La Banque postale a présenté ce vendredi une étude sur la dette des hôpitaux, pour le compte de la Fédération hospitalière de France (FHF). Cet audit arrive à point nommé pour le président de la FHF, Frédéric Valletoux, qui demande que les conséquences financières de la crise sanitaire, mais aussi « l’impact de l’inflation et de la hausse du point d’indice de 3,5 % » soient pris en compte dans le prochain budget de la Sécurité sociale (2023).
Mais dès cette année, les hôpitaux publics réclament une rallonge budgétaire de deux milliards d'euros pour compenser l'inflation (qui touche l'énergie, l'alimentation, les dispositifs médicaux, mais surtout les travaux) et la hausse du point d'indice des fonctionnaires (depuis le premier juillet).
Hôpitaux biberonnés à l'emprunt
L’étude de la Banque postale dresse un bilan du poids de la dette des hôpitaux à fin 2019. C’est à cette date que le gouvernement avait annoncé la promesse d'un soutien massif (à hauteur de 13 milliards d’euros) pour soulager le fardeau de la dette hospitalière. Si on y ajoute les six milliards du plan France relance, c'est une enveloppe proche de 19 milliards qui doit permettre de retrouver sur dix ans des capacités de manœuvre et d'investissement. Un montant à comparer à l’encours de la dette totale des hôpitaux publics (30 milliards d’euros).
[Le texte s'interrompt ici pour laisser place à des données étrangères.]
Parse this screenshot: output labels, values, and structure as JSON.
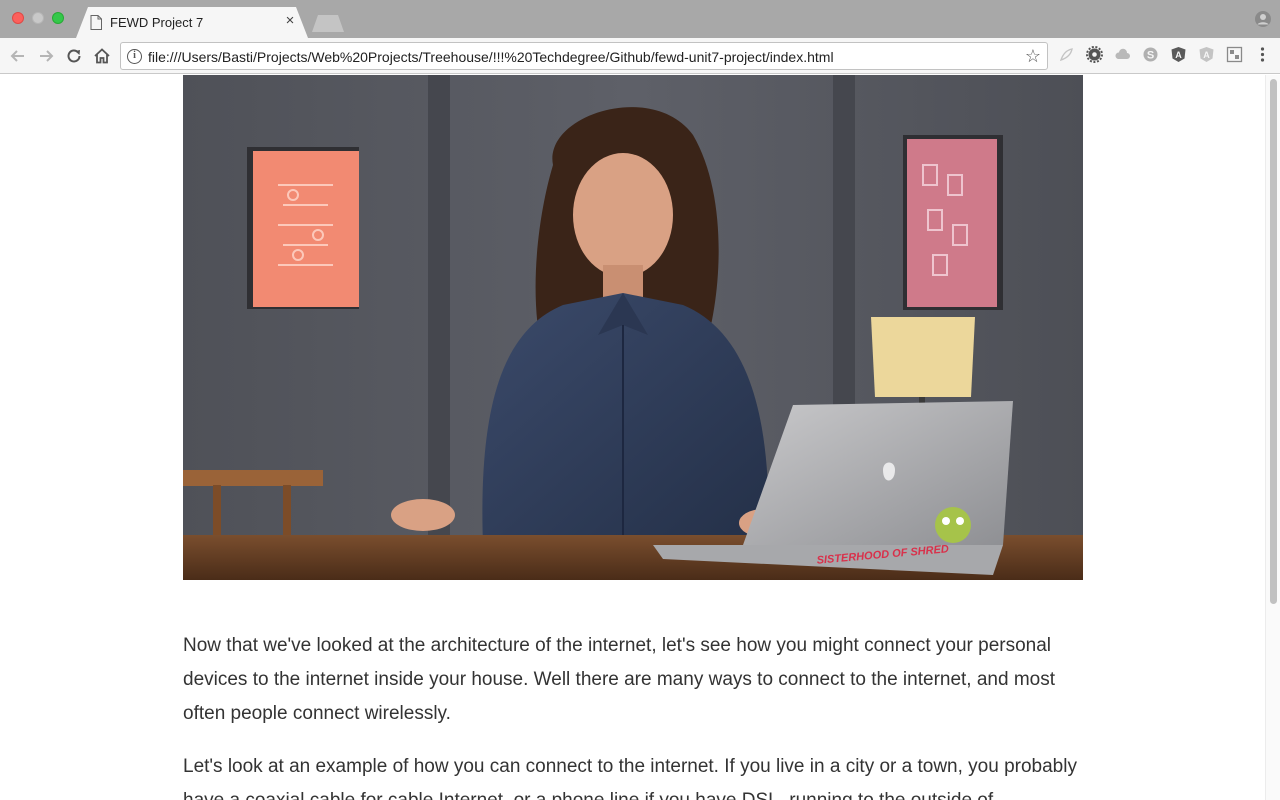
{
  "browser": {
    "tab_title": "FEWD Project 7",
    "tab_close": "×",
    "url": "file:///Users/Basti/Projects/Web%20Projects/Treehouse/!!!%20Techdegree/Github/fewd-unit7-project/index.html",
    "icons": {
      "back": "arrow-left-icon",
      "forward": "arrow-right-icon",
      "reload": "reload-icon",
      "home": "home-icon",
      "info": "info-icon",
      "bookmark": "star-icon",
      "profile": "person-icon"
    },
    "extensions": [
      "feather-icon",
      "gear-icon",
      "cloud-icon",
      "skype-icon",
      "angular-icon",
      "angular-outline-icon",
      "grid-icon",
      "menu-dots-icon"
    ]
  },
  "page": {
    "video_still": {
      "sticker_text": "SISTERHOOD OF SHRED"
    },
    "paragraphs": [
      "Now that we've looked at the architecture of the internet, let's see how you might connect your personal devices to the internet inside your house. Well there are many ways to connect to the internet, and most often people connect wirelessly.",
      "Let's look at an example of how you can connect to the internet. If you live in a city or a town, you probably have a coaxial cable for cable Internet, or a phone line if you have DSL, running to the outside of"
    ]
  },
  "colors": {
    "text": "#333333",
    "traffic_red": "#fc605c",
    "traffic_green": "#34c84a",
    "tabstrip": "#a8a8a8"
  }
}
Les plans « Hôpital 2007 » et « Hôpital 2012 » avaient certes permis une relance de l’investissement hospitalier. Mais la majorité des aides de l'époque ont pris la forme d'un soutien à l'exploitation (et non à l'investissement), ce qui a généré « une forte incitation à privilégier l’emprunt comme modalité de financement des investissements », analyse Sébastien Villeret, responsable d'études financières à La Banque postale. Ces deux plans ont donc engendré « une forte croissance de l’encours de dette hospitalier entre 2000 et 2012 ».
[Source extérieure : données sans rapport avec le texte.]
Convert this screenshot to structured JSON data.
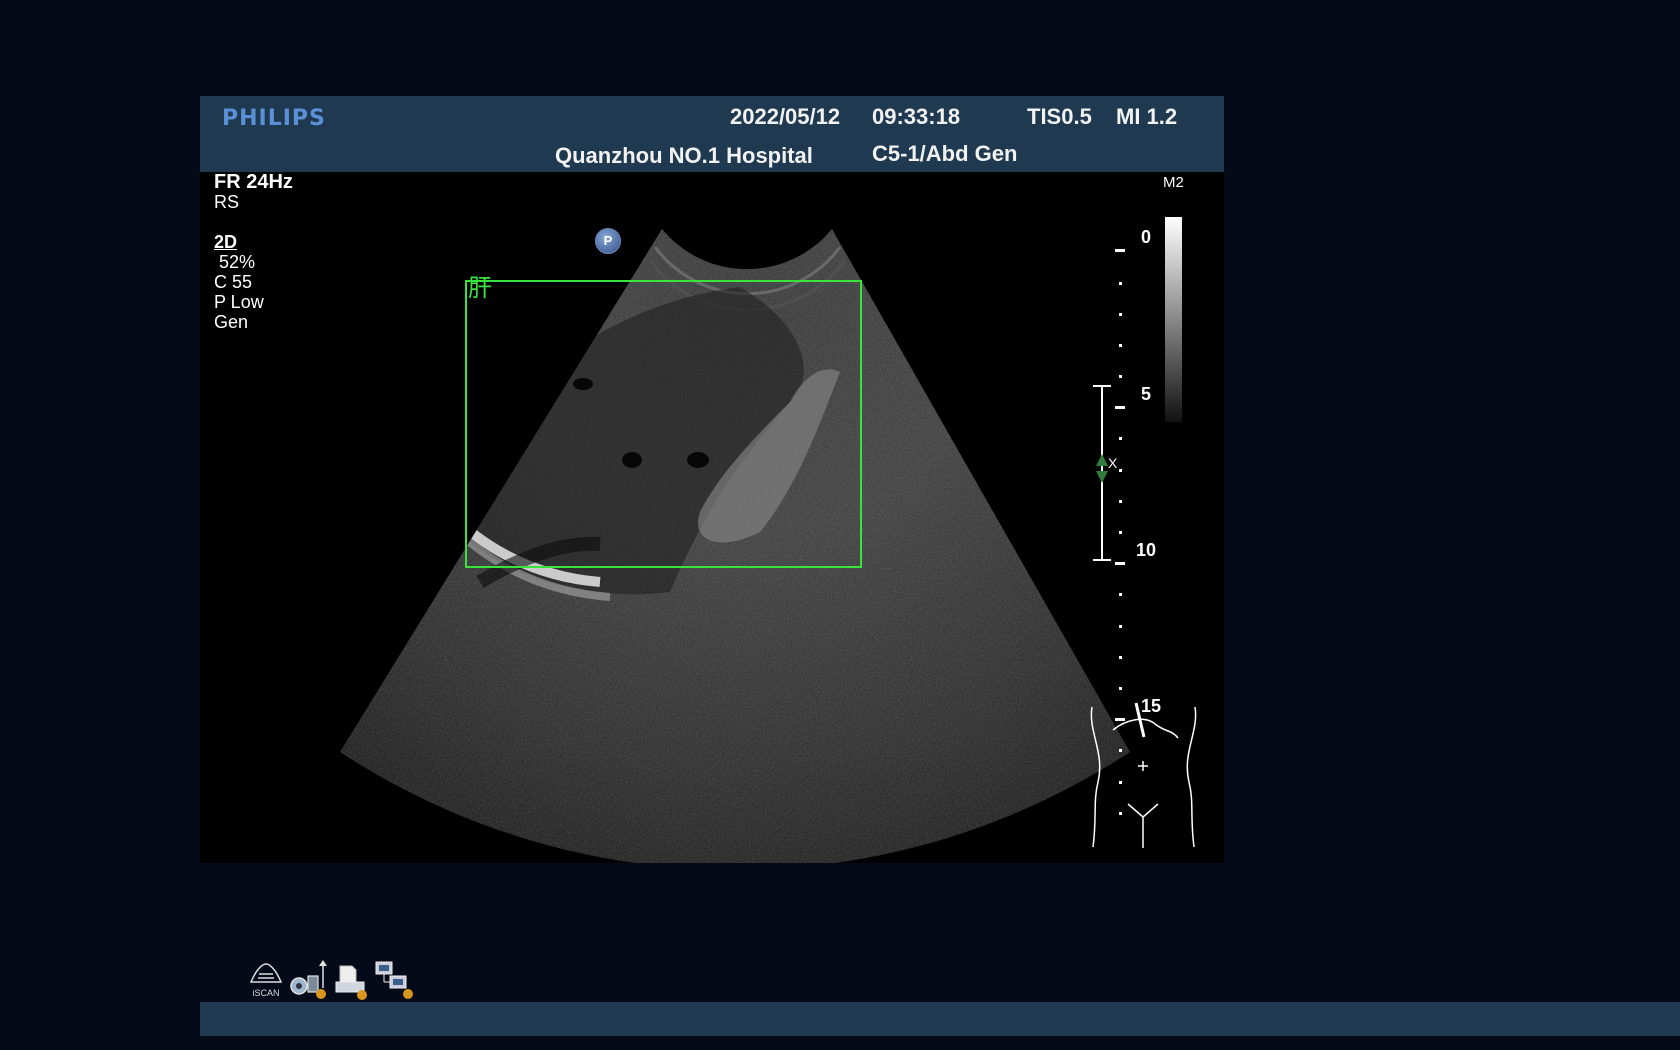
{
  "header": {
    "logo": "PHILIPS",
    "date": "2022/05/12",
    "time": "09:33:18",
    "tis": "TIS0.5",
    "mi": "MI 1.2",
    "hospital": "Quanzhou NO.1 Hospital",
    "probe_preset": "C5-1/Abd Gen"
  },
  "params": {
    "frame_rate": "FR 24Hz",
    "resolution": "RS",
    "mode": "2D",
    "gain": " 52%",
    "compression": "C 55",
    "power": "P Low",
    "optimization": "Gen"
  },
  "annotation": {
    "label": "肝",
    "label_color": "#39e23c",
    "badge": "P"
  },
  "depth_scale": {
    "map": "M2",
    "marks": [
      "0",
      "5",
      "10",
      "15"
    ],
    "focus_marker": "X"
  },
  "status_icons": [
    "iscan-icon",
    "usb-disk-icon",
    "print-icon",
    "network-icon"
  ],
  "status_icon_caption": "iSCAN",
  "colors": {
    "background": "#040a18",
    "header": "#1f3a50",
    "roi_box": "#39e23c",
    "logo": "#5b8fd6"
  }
}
L'étude a analysé 837 hôpitaux publics sur une période de référence (2017 à 2019) et se concentre sur trois ratios (indépendance financière, taux d’investissement et délai de désendettement). Au total, un tiers des hôpitaux a eu besoin d’une autorisation de l’ARS pour emprunter sur les trois années, tandis que la moitié ne l’a pas fait. Mais cela s’est souvent opéré « aux dépens des investissements qui ont pris la forme d’une variable d’ajustement permettant à l’hôpital de maîtriser le poids de sa dette ».
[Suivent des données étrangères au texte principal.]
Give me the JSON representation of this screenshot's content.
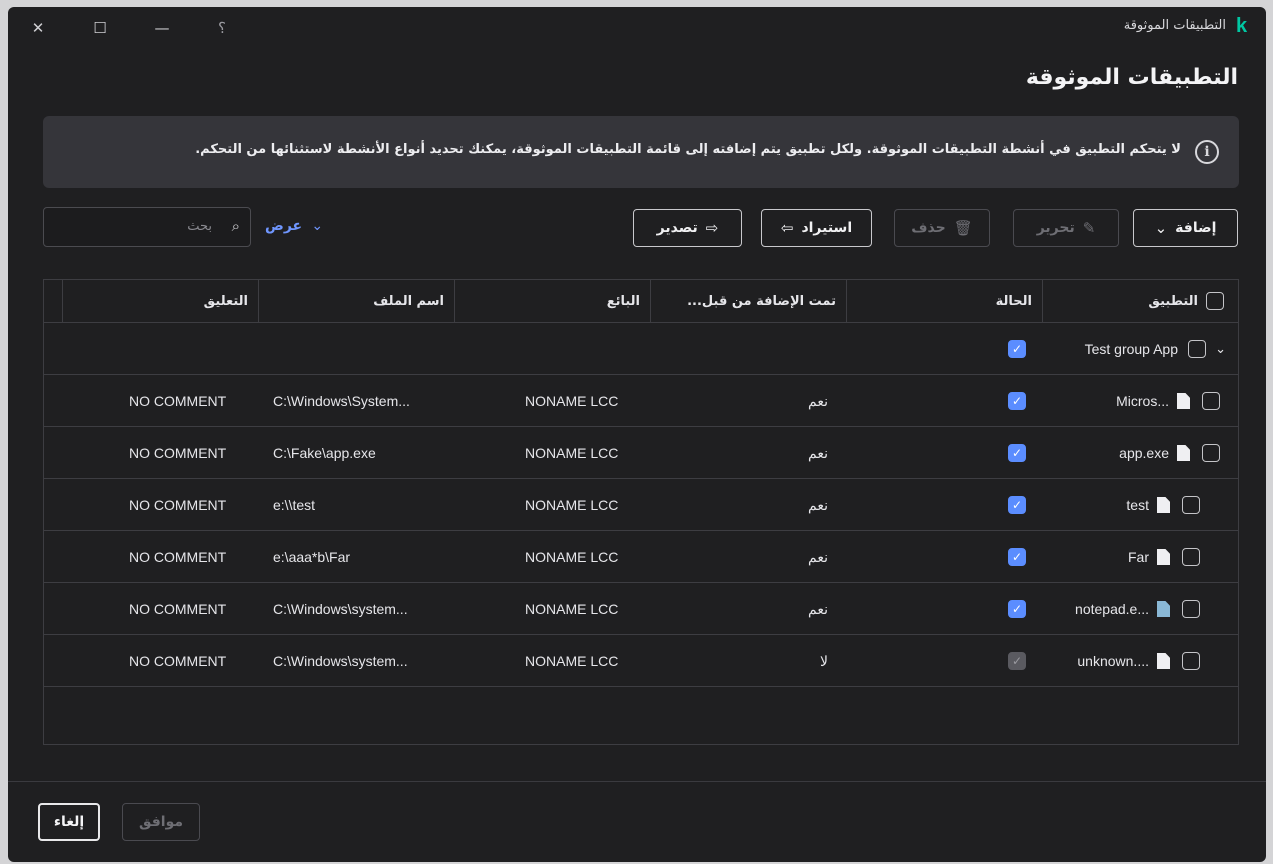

Si l’on regarde le ratio « taux d’endettement » (rapport entre l’encours de dette et le total des produits), la médiane de 2019 était de 28 %, soit un niveau proche du seuil réglementaire de 30 %, mais dépassé par 48 % des établissements la même année.
Et pour le ratio « délai de désendettement », la médiane se situait autour 8,5 années en 2019. Le seuil réglementaire (10 ans) était dépassé par 45 % des établissements. Un phénomène qui « légitime une approche pluriannuelle pour le désendettement », plaide la Banque postale.
Pas de plan de soutien massif à l’investissement
Pour Cécile Chevance, à la tête du pôle finances de la FHF, cette étude illustre que les établissements publics, confrontés à leur taux d’endettement croissant, ont été contraints de réduire significativement leurs investissements. Or, selon elle, les milliards d’euros injectés dans la foulée du Ségur sont avant tout un plan de reprise partielle de la dette et non pas encore un plan de « soutien massif à l’investissement », comme l’appelait de ses vœux la FHF. Mais, étant donné la situation des établissements, « on n’avait pas d’autre choix », admet-elle.
La FHF a fait des simulations pour mesurer l’impact du plan de relance des investissements Ségur. Sur les dix prochaines années, l'effort d’investissement (en pourcentage des recettes) serait relancé à hauteur de 5,5 %, contre 4 % en 2021, taux le plus bas depuis quinze ans. Un taux néanmoins « très inférieur » au seuil de 7 % fixé par la fédération. Bref, regrette Cécile Chevance, si le plan d’investissement du gouvernement est « à saluer », « il n’apporte pas encore de solution pérenne ».
[Mise à jour, vendredi 19h45] Vendredi soir, la FHF a salué la décision de la Première ministre de prolonger la garantie de financement des établissements jusqu’à la fin de l’année, y voyant un « signe fort, de nature à rassurer les hôpitaux publics ».